I myself would not shoot 50-55 grain projectiles in 9mm, perhaps in .32 but I generally prefer 60 grain on up in .32. Evidently this ammo does not have enough umph to cycle the pistol. I'd just forget the stuff and shoot nothing lighter than 115 grain ammo.


----------



## denner (Jun 3, 2011)

On a further note, some ballistic experts in the field consider this type of ammo as "gimmick ammo" and to steer clear as such for a personal defense round. I would suspect some serious lack of penetration issues.


----------



## ACVinman (May 24, 2013)

denner said:


> I myself would not shoot 50-55 grain projectiles in 9mm, perhaps in .32 but I generally prefer 60 grain on up in .32. Evidently this ammo does not have enough umph to cycle the pistol. I'd just forget the stuff and shoot nothing lighter than 115 grain ammo.


I think you are right. it was my first experience with this type of ammo. i guess i have to experiment till i get the right feel and accuracy in a hollow point round. unfortunately thats a costly endeavor at todays prices....


----------



## high pockets (Apr 25, 2011)

ACVinman said:


> I think you are right. it was my first experience with this type of ammo. i guess i have to experiment till i get the right feel and accuracy in a hollow point round. unfortunately thats a costly endeavor at todays prices....
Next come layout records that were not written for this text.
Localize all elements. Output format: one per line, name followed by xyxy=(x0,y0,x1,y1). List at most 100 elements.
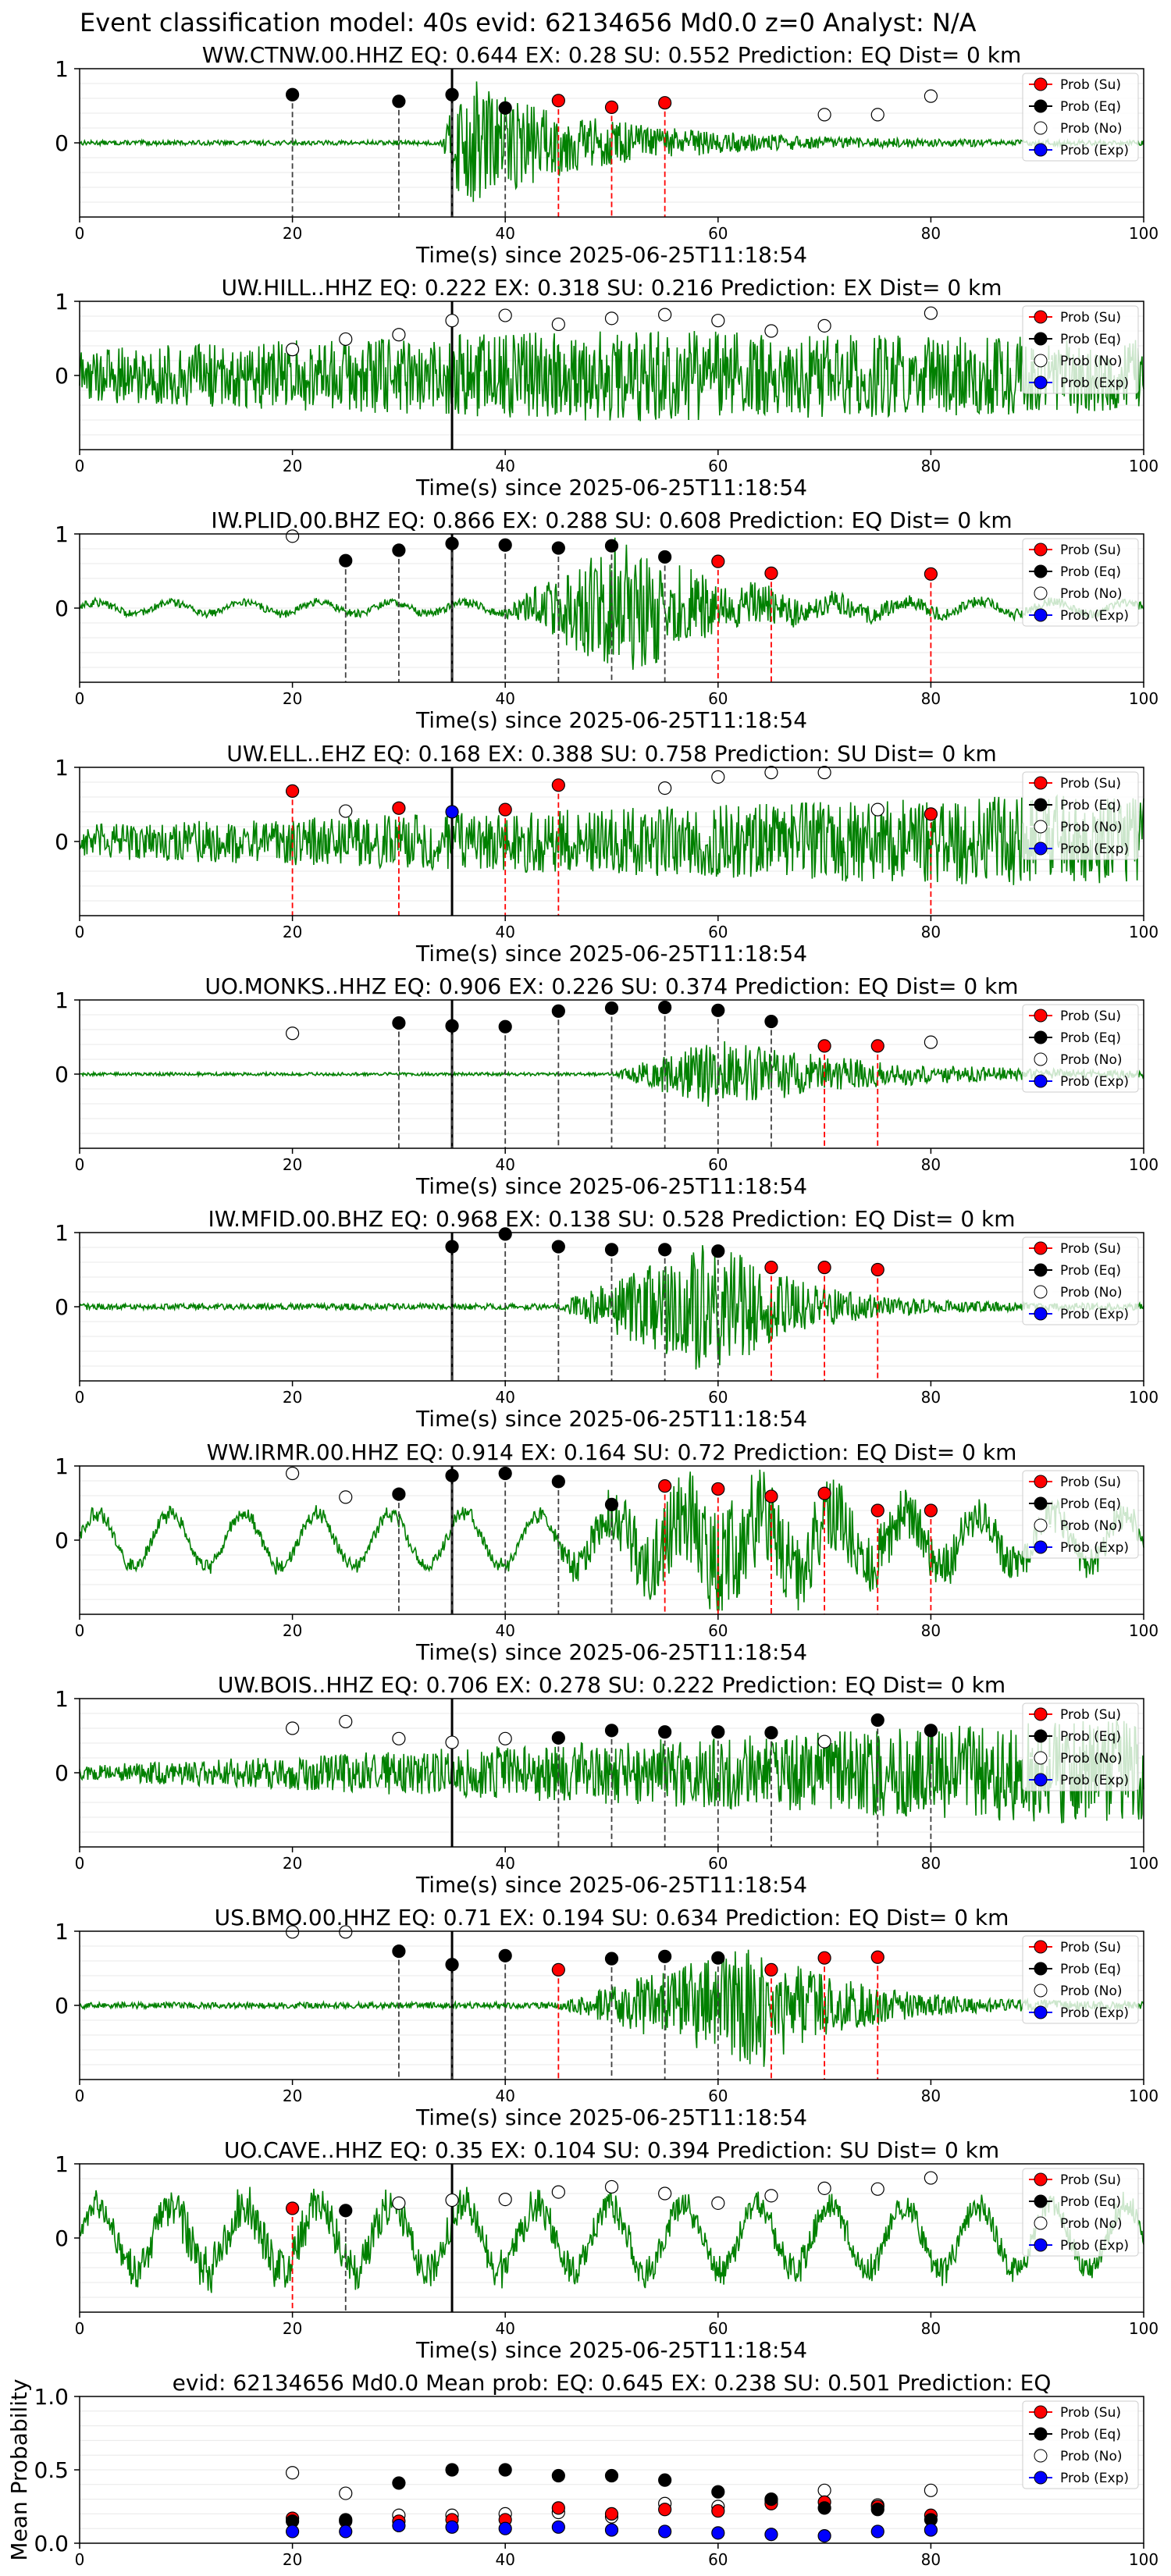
legend-marker-no xyxy=(1034,2216,1048,2230)
prob-point-su xyxy=(498,802,512,817)
prob-point-no xyxy=(924,2171,938,2185)
legend-label-eq: Prob (Eq) xyxy=(1060,99,1121,115)
y-tick-label: 0 xyxy=(55,130,69,156)
x-axis-label: Time(s) since 2025-06-25T11:18:54 xyxy=(415,475,807,500)
legend-marker-eq xyxy=(1034,1263,1048,1277)
x-tick-label: 60 xyxy=(708,224,728,243)
y-tick-label: 1 xyxy=(55,1919,69,1944)
legend-label-exp: Prob (Exp) xyxy=(1060,375,1129,391)
prob-point-no xyxy=(711,770,725,784)
mean-prob-point-eq xyxy=(764,2492,778,2507)
legend-label-no: Prob (No) xyxy=(1060,1052,1123,1068)
x-axis-label: Time(s) since 2025-06-25T11:18:54 xyxy=(415,242,807,268)
x-tick-label: 0 xyxy=(75,1155,85,1174)
prob-point-no xyxy=(764,324,778,338)
prob-point-no xyxy=(658,308,672,322)
y-tick-label: 1 xyxy=(55,1686,69,1712)
prob-point-eq xyxy=(604,539,619,553)
legend-box xyxy=(1022,2168,1139,2257)
prob-point-no xyxy=(924,1035,938,1049)
legend-marker-su xyxy=(1034,1940,1048,1954)
x-tick-label: 20 xyxy=(283,1388,302,1407)
y-tick-label: 0 xyxy=(55,363,69,389)
legend-marker-no xyxy=(1034,586,1048,600)
x-tick-label: 40 xyxy=(495,224,514,243)
x-tick-label: 60 xyxy=(708,923,728,941)
prob-point-su xyxy=(924,1503,938,1517)
legend-label-exp: Prob (Exp) xyxy=(1060,1773,1129,1788)
prob-point-eq xyxy=(604,1001,619,1016)
prob-point-no xyxy=(711,2196,725,2210)
legend-marker-no xyxy=(1034,2449,1048,2463)
prob-point-su xyxy=(764,1261,778,1275)
y-tick-label: 0 xyxy=(55,829,69,855)
legend-marker-exp xyxy=(1034,2238,1048,2252)
prob-point-exp xyxy=(445,805,459,819)
mean-prob-point-eq xyxy=(604,2468,619,2483)
prob-point-su xyxy=(604,100,619,114)
x-tick-label: 100 xyxy=(1129,689,1159,708)
x-axis-label: Time(s) since 2025-06-25T11:18:54 xyxy=(415,1639,807,1665)
prob-point-no xyxy=(339,1490,353,1504)
x-tick-label: 0 xyxy=(75,457,85,475)
x-tick-label: 40 xyxy=(495,1155,514,1174)
prob-point-no xyxy=(764,766,778,780)
prob-point-su xyxy=(658,1479,672,1493)
legend-label-exp: Prob (Exp) xyxy=(1060,2005,1129,2021)
x-tick-label: 20 xyxy=(283,1155,302,1174)
x-axis-label: Time(s) since 2025-06-25T11:18:54 xyxy=(415,2105,807,2130)
prob-point-no xyxy=(445,2193,459,2208)
x-tick-label: 20 xyxy=(283,224,302,243)
legend-label-eq: Prob (Eq) xyxy=(1060,1496,1121,1512)
y-tick-label: 1 xyxy=(55,521,69,547)
panel-title: evid: 62134656 Md0.0 Mean prob: EQ: 0.64… xyxy=(173,2370,1052,2396)
prob-point-no xyxy=(286,1026,300,1041)
prob-point-no xyxy=(392,328,406,342)
x-tick-label: 0 xyxy=(75,1388,85,1407)
legend-marker-eq xyxy=(1034,332,1048,346)
legend-marker-su xyxy=(1034,2405,1048,2419)
legend-marker-exp xyxy=(1034,1307,1048,1321)
x-tick-label: 100 xyxy=(1129,1621,1159,1640)
prob-point-eq xyxy=(658,1949,672,1963)
prob-point-su xyxy=(658,96,672,110)
prob-point-no xyxy=(286,1721,300,1735)
x-tick-label: 80 xyxy=(921,2550,941,2569)
x-tick-label: 100 xyxy=(1129,2319,1159,2338)
prob-point-eq xyxy=(445,1958,459,1972)
mean-prob-point-eq xyxy=(711,2485,725,2499)
prob-point-eq xyxy=(551,1475,565,1489)
legend-label-eq: Prob (Eq) xyxy=(1060,1030,1121,1046)
x-tick-label: 40 xyxy=(495,2087,514,2105)
x-tick-label: 100 xyxy=(1129,457,1159,475)
prob-point-eq xyxy=(711,1951,725,1965)
x-tick-label: 40 xyxy=(495,2550,514,2569)
mean-prob-point-eq xyxy=(551,2468,565,2483)
mean-prob-point-exp xyxy=(286,2524,300,2539)
prob-point-eq xyxy=(445,536,459,550)
summary-panel: evid: 62134656 Md0.0 Mean prob: EQ: 0.64… xyxy=(6,2370,1159,2569)
mean-prob-point-su xyxy=(551,2501,565,2515)
x-tick-label: 40 xyxy=(495,457,514,475)
legend-marker-eq xyxy=(1034,1729,1048,1743)
prob-point-no xyxy=(817,318,831,333)
legend-marker-su xyxy=(1034,1241,1048,1255)
mean-prob-point-exp xyxy=(498,2521,512,2535)
y-tick-label: 0 xyxy=(55,1062,69,1087)
legend-marker-su xyxy=(1034,2172,1048,2186)
prob-point-no xyxy=(445,1735,459,1749)
y-tick-label: 1.0 xyxy=(34,2384,69,2410)
legend-label-exp: Prob (Exp) xyxy=(1060,2471,1129,2486)
x-tick-label: 40 xyxy=(495,2319,514,2338)
legend-marker-no xyxy=(1034,1285,1048,1299)
x-tick-label: 60 xyxy=(708,689,728,708)
legend-box xyxy=(1022,538,1139,627)
mean-prob-point-no xyxy=(339,2486,353,2500)
prob-point-no xyxy=(339,804,353,818)
x-tick-label: 60 xyxy=(708,457,728,475)
legend-box xyxy=(1022,305,1139,394)
prob-point-no xyxy=(604,311,619,326)
legend-label-su: Prob (Su) xyxy=(1060,2172,1121,2188)
prob-point-eq xyxy=(604,1497,619,1512)
waveform-trace xyxy=(79,330,1144,422)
Yes, it's a costly experiment; but not nearly as costly as trying to use that round as a self-defense round!


----------



## ACVinman (May 24, 2013)

too true...thanks


----------



## denner (Jun 3, 2011)

AC: I'll name a few you should be on the look out for including; Speer Goldot 124+P, or 147 grain, Winchester Ranger 147, Winchester PDX1 147, Federal HST 147, Hornady Critical Duty 135+p, to name just a very few. They will all work and shoot accurate for you. I use to be a high energy 115 grain +p user, but since the advent of the latest and greatest in the 147's that's where I am. In my Px4 compact it shoots accurate w/ anything I feed it from FMJ NATO to wallyworld range ammo.


----------



## Tuefelhunden (Nov 20, 2006)

+1
I wouldn't shoot anything below 115 gr worrying mainly about not enough umph to fully cycle.

115 gr and up name brand quality ammo this should not happen or at least very infrequently. In the current scarce ammo times we shooters reside I can certainly understand shooting what we can scrounge up and personally wouldn't sweat the occasional bobble out of less than top shelf supply.

I recently tested my Nano, PX4 C and PX4 Inox with both ball and HP ammo in 115, 124, and 147 gr flavors. All brand name good stuff but I wanted to do a mini test for ammo type and grain sensitivity. Far from a 100% comprehensive test but I had flawless results with Hornady, Speer GD's, Win. Ranger, UMC and Remington. I fully expected that out of the full size but the Compact and especially the Nano impressed me. I generally prefer 147 grain or 124 +P as well but it is nice to know my Beretta's will do just fine on a variety diet as necessary.

T


----------